When the environmental journalists behind WESA 90.5 FM’s Allegheny Front launched their new podcast, Trump on Earth, in January, they didn’t know how long it would last. Sure, the new president was a climate-change denier who’d vowed to strangle the Environmental Protection Agency. But how much could there really be to say that others weren’t already covering?
“I was worried that we’d run out of things to talk about,” says Reid Frazier, who co-hosts the podcast with Kara Holsopple and Julie Grant.
“Initially we just thought, ‘We’ll just see for the first hundred days,’” says Holsopple.
But it didn’t take 100 days. “We got just a couple weeks in, we realized we were going to be going a lot further than that,” says Holsopple.
Unfortunately for people concerned about the environment, Trump on Earth (www.trumponearth.org) might prove a long-running show indeed. Allegheny Front executive producer Kathy Knauer says the idea emerged after the November election as a way to focus the team’s expertise not just on the local stories the radio show covers, but on matters national in scope. The podcast format accommodates in-depth interviews with policymakers, scientists, journalists and other experts that are nonetheless quicker to produce than radio pieces tightly limited by time and format. Most of the 14 episodes have run from 20 to 30 minutes each.

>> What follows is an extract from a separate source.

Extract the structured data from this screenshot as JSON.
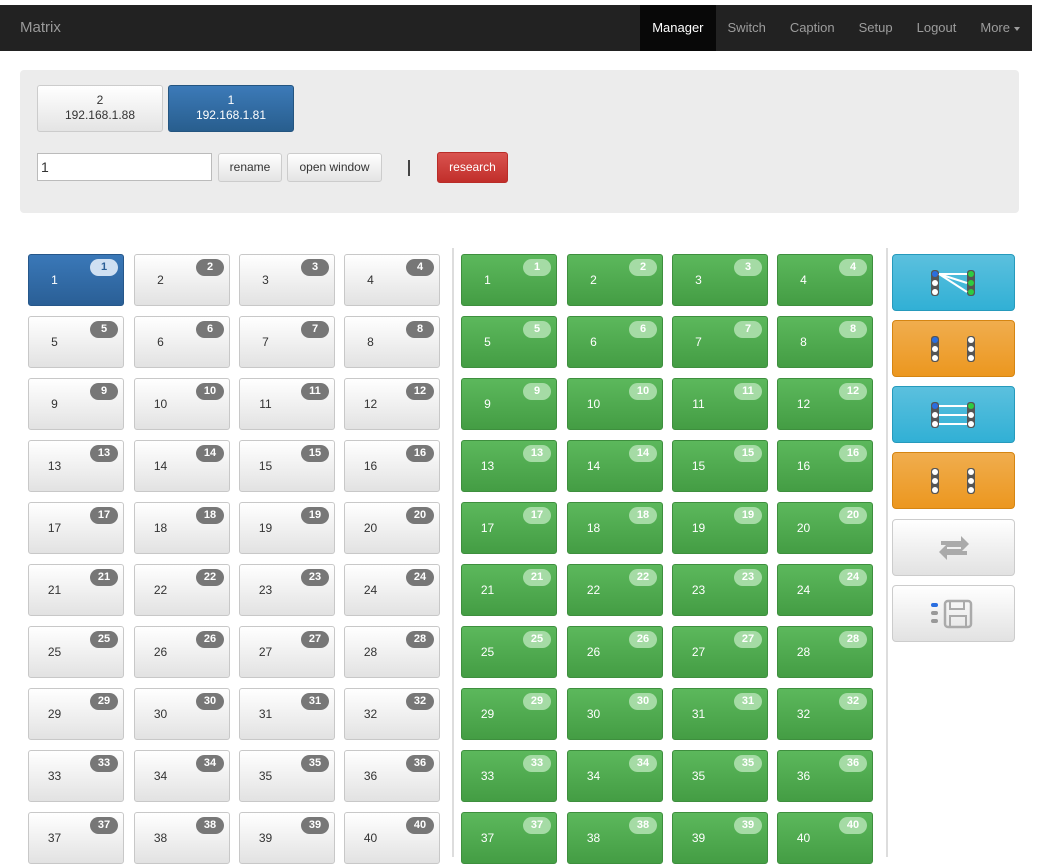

“They’re not easy topics to talk about in five minutes,” says Knauer. “We thought there would be an appetite out there [for getting] beyond the headlines of some of these changes, and what does it mean for people and the country and the impacts on people’s daily lives.”
“I think it’s really important to get into the real details of what’s going on,” says Chris Rolinson, who heads Point Park University’s new environmental-journalism program, Allegheny Front’s partner in the podcast.
Despite their collective decades of experience, TOE staffers still had a lot of questions about a Trump presidency — like what he could and couldn’t do in terms of repealing environmental laws and rules. The latter was the subject of episode one, an interview with Jody Freeman, founding director of the Harvard Law School Environmental Law and Policy Program. (Freeman’s answer, condensed: While only Congress can void an environmental law, like the Clean Air Act, Trump can unilaterally undo executive policies, like the Clean Power Plan, and the White House can attempt to starve regulators for funding, or order them to loosen enforcement.)
Other episodes have featured Christine Todd Whitman, EPA administrator under President George W. Bush; former New York Times journalist Andrew Revkin, now with ProPublica, who supplied context from his three decades of reporting on climate change; and both outspoken Penn State climate researcher Michael Mann and Myron Ebell, the climate-denier who headed Trump’s EPA transition team. Themed episodes have tackled threats to food-safety protections and the story of President Obama’s Clean Power Plan, which Trump has vowed to scrap.
It’s been an education. “I’ve learned more about federal environmental policy in the last six months than I ever learned before,” says Frazier. Podcast team members say they’re also learning how much public comment and deliberation go into environmental regulations (the Clean Power Plan has its roots in the 1990s) and how big a role the courts play.
Knauer characterizes Trump on Earth’s audience as “small but growing.” The show is sharing content with Stanford, Calif.-based podcast Generation Anthropocene, and is seeking other cross-promotional opportunities. The current production schedule is about thrice monthly; new last week was “Will This Land Still Be Your Land?”, about proposals to use public lands, including national monuments, for drilling and mining.
One thing’s certain: In a time when the EPA is dismissing scientists from science panels, and suggesting they’ll be replaced with industry representatives, Trump on Earth will likely stay busy.
As co-host Grant says, “There’s just so much going on all the time, you can’t keep up.”